OGH13Os165/11f8.3.2012

Der Oberste Gerichtshof hat am 8. März 2012 durch den Senatspräsidenten des Obersten Gerichtshofs Hon.-Prof. Dr. Kirchbacher als Vorsitzenden sowie durch den Hofrat des Obersten Gerichtshofs Dr. Lässig, die Hofrätin des Obersten Gerichtshofs Mag. Marek und die Hofräte des Obersten Gerichtshofs Dr. Nordmeyer und Dr. Oshidari in Gegenwart der Richteramtsanwärterin MMag. Linzner als Schriftführerin im Verfahren zur Unterbringung des Rupert A***** in einer Anstalt für geistig abnorme Rechtsbrecher nach § 21 Abs 1 StGB über die Nichtigkeitsbeschwerde und die Berufung des Betroffenen gegen das Urteil des Landesgerichts Innsbruck als Schöffengericht vom 28. September 2011, GZ 39 Hv 119/11s-18, sowie die Beschwerde des Betroffenen gegen den gemeinsam mit dem Urteil gefassten Beschluss auf Erteilung von Weisungen nach Anhörung der Generalprokuratur in nichtöffentlicher Sitzung den

Beschluss

gefasst:

 

Spruch:

Die Nichtigkeitsbeschwerde wird zurückgewiesen.
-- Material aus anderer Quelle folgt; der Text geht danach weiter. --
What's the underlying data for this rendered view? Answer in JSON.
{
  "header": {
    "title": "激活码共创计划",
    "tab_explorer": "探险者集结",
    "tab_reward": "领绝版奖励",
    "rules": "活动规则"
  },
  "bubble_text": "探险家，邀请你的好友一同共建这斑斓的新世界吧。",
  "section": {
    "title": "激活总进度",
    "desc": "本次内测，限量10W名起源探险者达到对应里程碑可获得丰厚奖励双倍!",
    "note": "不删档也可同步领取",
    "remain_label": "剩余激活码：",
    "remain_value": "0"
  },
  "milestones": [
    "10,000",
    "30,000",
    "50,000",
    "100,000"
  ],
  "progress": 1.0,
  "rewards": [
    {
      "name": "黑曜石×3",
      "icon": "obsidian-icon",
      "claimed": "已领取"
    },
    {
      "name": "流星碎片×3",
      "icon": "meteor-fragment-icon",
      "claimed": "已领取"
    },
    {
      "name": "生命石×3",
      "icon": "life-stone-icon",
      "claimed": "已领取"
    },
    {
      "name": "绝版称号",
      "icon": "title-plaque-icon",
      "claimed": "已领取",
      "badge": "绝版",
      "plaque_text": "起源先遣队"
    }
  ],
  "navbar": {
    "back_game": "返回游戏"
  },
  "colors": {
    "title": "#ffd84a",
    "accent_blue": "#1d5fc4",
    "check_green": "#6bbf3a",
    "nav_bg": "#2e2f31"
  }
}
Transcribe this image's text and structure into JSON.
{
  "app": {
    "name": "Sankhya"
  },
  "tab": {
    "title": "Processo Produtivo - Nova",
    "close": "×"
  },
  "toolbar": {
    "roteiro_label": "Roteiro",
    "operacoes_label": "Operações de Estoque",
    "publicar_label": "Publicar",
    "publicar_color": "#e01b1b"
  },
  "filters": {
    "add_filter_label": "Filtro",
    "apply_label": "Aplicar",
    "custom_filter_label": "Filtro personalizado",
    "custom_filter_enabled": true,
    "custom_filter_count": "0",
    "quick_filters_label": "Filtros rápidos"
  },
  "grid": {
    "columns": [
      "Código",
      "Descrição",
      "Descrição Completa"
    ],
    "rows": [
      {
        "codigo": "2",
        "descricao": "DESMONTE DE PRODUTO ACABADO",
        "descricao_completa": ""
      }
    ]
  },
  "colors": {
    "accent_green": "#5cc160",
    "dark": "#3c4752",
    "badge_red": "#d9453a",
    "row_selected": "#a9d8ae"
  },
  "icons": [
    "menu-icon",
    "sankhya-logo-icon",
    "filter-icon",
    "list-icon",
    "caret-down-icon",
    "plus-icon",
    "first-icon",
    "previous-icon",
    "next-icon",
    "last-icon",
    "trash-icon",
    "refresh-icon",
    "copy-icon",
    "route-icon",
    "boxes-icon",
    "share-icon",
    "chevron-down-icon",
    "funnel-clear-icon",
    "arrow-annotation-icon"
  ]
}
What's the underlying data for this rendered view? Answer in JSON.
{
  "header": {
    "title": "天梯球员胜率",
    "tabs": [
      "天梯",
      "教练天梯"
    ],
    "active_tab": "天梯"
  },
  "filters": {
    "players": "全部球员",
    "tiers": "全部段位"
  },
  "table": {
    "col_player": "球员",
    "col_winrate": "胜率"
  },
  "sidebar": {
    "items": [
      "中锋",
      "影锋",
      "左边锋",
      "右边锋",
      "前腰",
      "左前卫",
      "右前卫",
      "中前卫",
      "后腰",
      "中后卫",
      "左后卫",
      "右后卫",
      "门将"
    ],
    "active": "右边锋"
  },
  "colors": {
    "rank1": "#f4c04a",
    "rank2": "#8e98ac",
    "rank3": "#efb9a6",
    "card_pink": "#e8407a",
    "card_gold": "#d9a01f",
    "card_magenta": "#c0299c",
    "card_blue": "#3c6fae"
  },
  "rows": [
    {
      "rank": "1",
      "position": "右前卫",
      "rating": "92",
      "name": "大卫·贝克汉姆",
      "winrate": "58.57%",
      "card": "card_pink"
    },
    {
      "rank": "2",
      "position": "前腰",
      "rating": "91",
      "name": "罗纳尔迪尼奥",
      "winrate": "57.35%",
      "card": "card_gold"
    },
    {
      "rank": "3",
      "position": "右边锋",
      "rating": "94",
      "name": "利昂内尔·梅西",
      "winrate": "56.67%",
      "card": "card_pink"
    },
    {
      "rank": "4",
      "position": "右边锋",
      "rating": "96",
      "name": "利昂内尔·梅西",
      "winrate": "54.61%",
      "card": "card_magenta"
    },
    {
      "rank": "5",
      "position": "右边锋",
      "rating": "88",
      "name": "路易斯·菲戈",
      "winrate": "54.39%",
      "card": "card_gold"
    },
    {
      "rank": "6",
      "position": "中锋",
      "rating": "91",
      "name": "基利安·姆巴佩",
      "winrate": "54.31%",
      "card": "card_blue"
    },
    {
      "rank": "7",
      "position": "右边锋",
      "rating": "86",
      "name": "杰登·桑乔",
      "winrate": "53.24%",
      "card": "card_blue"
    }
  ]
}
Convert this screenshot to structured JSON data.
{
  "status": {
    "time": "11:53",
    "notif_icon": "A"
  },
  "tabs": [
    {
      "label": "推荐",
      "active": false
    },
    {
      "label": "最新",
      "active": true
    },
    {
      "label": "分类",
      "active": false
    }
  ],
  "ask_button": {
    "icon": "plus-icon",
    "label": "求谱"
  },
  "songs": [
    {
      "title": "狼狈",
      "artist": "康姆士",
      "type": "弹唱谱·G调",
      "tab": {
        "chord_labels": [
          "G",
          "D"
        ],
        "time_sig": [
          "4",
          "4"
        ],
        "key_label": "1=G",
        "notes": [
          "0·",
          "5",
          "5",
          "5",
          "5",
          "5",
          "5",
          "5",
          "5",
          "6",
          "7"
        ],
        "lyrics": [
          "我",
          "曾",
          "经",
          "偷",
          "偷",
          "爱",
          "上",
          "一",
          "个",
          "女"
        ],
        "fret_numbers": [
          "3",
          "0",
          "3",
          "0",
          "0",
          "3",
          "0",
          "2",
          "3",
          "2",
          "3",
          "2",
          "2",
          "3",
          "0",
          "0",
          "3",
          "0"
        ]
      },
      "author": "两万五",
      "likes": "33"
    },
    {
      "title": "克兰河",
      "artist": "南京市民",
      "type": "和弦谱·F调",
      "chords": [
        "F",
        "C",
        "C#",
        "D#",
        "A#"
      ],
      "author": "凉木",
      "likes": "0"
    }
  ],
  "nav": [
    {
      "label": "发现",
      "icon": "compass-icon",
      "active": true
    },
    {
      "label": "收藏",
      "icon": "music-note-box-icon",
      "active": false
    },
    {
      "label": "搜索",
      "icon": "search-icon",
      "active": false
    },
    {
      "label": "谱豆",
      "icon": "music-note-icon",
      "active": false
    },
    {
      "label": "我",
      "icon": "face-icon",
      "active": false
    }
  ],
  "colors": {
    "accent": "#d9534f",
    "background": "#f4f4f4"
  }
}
Zur Entscheidung über die Berufung und die Beschwerde werden die Akten dem Oberlandesgericht Innsbruck zugeleitet.

Text

Gründe:

Mit dem angefochtenen Urteil wurde die - gemäß § 45 Abs 1 StGB für eine Probezeit von fünf Jahren bedingt nachgesehene - Unterbringung des Rupert A***** gemäß § 21 Abs 1 StGB in einer Anstalt für geistig abnorme Rechtsbrecher angeordnet.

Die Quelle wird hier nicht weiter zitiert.